Bruce was a white man, and I was a black child, but that didn’t worry me at all, and I thought he was the greatest thing that could have happened to me from a father’s perspective. One thing for sure is my goal and promise to me that I will never let my children down. I’m glad to say I’m so happy I kept my promise to my children and myself. At the beginning of my fatherhood, I couldn’t give my daughter a two-parent household which made me very insecure and wondering if that would affect her along the way. I wanted to guarantee that I tended to all my children and continue to provide them with all the love and care I could give them.

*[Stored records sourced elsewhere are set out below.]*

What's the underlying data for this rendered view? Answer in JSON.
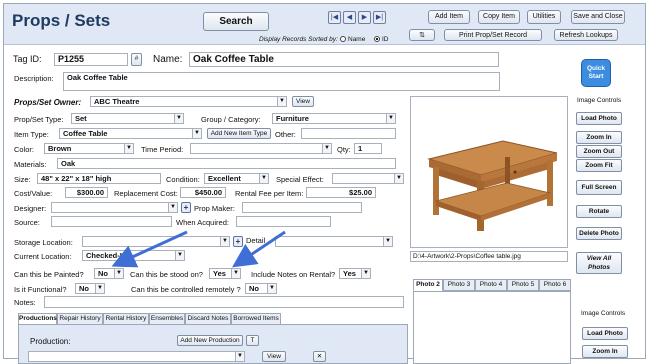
{
  "header": {
    "title": "Props / Sets",
    "search_label": "Search",
    "nav": [
      "|◀",
      "◀",
      "▶",
      "▶|"
    ],
    "sorted_by_label": "Display Records Sorted by:",
    "sort_name_label": "Name",
    "sort_id_label": "ID",
    "buttons": {
      "add_item": "Add Item",
      "copy_item": "Copy Item",
      "utilities": "Utilities",
      "save_close": "Save and Close",
      "print": "Print Prop/Set Record",
      "refresh": "Refresh Lookups"
    }
  },
  "record": {
    "tag_id_label": "Tag ID:",
    "tag_id": "P1255",
    "hash": "#",
    "name_label": "Name:",
    "name": "Oak Coffee Table",
    "description_label": "Description:",
    "description": "Oak Coffee Table",
    "owner_label": "Props/Set Owner:",
    "owner": "ABC Theatre",
    "view_label": "View",
    "type_label": "Prop/Set Type:",
    "type": "Set",
    "group_label": "Group / Category:",
    "group": "Furniture",
    "item_type_label": "Item Type:",
    "item_type": "Coffee Table",
    "add_item_type": "Add New Item Type",
    "other_label": "Other:",
    "color_label": "Color:",
    "color": "Brown",
    "time_period_label": "Time Period:",
    "qty_label": "Qty:",
    "qty": "1",
    "materials_label": "Materials:",
    "materials": "Oak",
    "size_label": "Size:",
    "size": "48\" x 22\" x 18\" high",
    "condition_label": "Condition:",
    "condition": "Excellent",
    "special_effect_label": "Special Effect:",
    "cost_label": "Cost/Value:",
    "cost": "$300.00",
    "replacement_label": "Replacement Cost:",
    "replacement": "$450.00",
    "rental_fee_label": "Rental Fee per Item:",
    "rental_fee": "$25.00",
    "designer_label": "Designer:",
    "prop_maker_label": "Prop Maker:",
    "source_label": "Source:",
    "when_acquired_label": "When Acquired:",
    "storage_label": "Storage Location:",
    "detail_label": "Detail",
    "current_location_label": "Current Location:",
    "current_location": "Checked-In",
    "painted_label": "Can this be Painted?",
    "painted": "No",
    "stood_label": "Can this be stood on?",
    "stood": "Yes",
    "notes_rental_label": "Include Notes on Rental?",
    "notes_rental": "Yes",
    "functional_label": "Is it Functional?",
    "functional": "No",
    "remote_label": "Can this be controlled remotely ?",
    "remote": "No",
    "notes_label": "Notes:"
  },
  "photo": {
    "path": "D:\\4-Artwork\\2-Props\\Coffee table.jpg",
    "image_controls": "Image Controls",
    "quick_start": "Quick Start",
    "buttons": [
      "Load Photo",
      "Zoom In",
      "Zoom Out",
      "Zoom Fit",
      "Full Screen",
      "Rotate",
      "Delete Photo",
      "View All Photos"
    ],
    "tabs": [
      "Photo 2",
      "Photo 3",
      "Photo 4",
      "Photo 5",
      "Photo 6"
    ],
    "lower_controls": "Image Controls",
    "lower_buttons": [
      "Load Photo",
      "Zoom In"
    ]
  },
  "bottom": {
    "tabs": [
      "Productions",
      "Repair History",
      "Rental History",
      "Ensembles",
      "Discard Notes",
      "Borrowed Items"
    ],
    "production_label": "Production:",
    "add_production": "Add New Production",
    "t_label": "T",
    "view_label": "View"
  },
  "colors": {
    "header_bg": "#dfe8f4",
    "title": "#1f3b63",
    "annotation_arrow": "#3f6fd6"
  }
}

But, I’m blessed to know that even with co-parenting, I did all right, and Amanda will always have a full-time father no matter how old she is. I learned that no matter whatever transpires in your relationship with other individuals, you will invariably have a relationship with your children. Today and now, I am the father of three boys and one girl; I’ve been through lots of tribulations regarding relationships, but I think I’m in a good place, and through all that time, I ensured that all my kids were taken care of. What does fatherhood mean to me?  Being there for your children, spending the time with them, teaching them new things, helping them up when they fall, fatherhood is you laughing with them, crying with them, hugging them, supporting them, and helping them along their way until they get to the age where they can stand on their own. Then standing back and smiling as you watched them grow and prosper as a young adult with that strong and proud feeling, saying, that’s my child. That’s what fatherhood means to me.”

Terrill Paul, R&B SINGER, OLHO ENTERTAINMENT. – “What is fatherhood to me? First, fatherhood is not for children. It is something that has to be taken seriously. This means that you are responsible for a life other than yourself. The child or children will become what they see. It’s learned behavior. Be the example you want them to become.” (Latest Single: “Worth It”)

Image Courtesy of T. Paul

We at FEMI would like to say Happy Father’s Day to all the men around the world who are raising our future leaders of tomorrow! Black Father’s Matter! Our prayers go out to those who no longer have their Father with them and to those who have lost their kids.

I want to personally say Happy Father’s Day to my Father, Charles Austin from myself and Kacey! He has raised me since I was a teen and has been the best role model to me. I am who I am today because of his guidance and support!

Happy Father’s Day also to my biological Father, Alphonso Johnson who God blessed me to find after searching for 27 years.

The image was captured back in 2017 of my biological dad and little brother.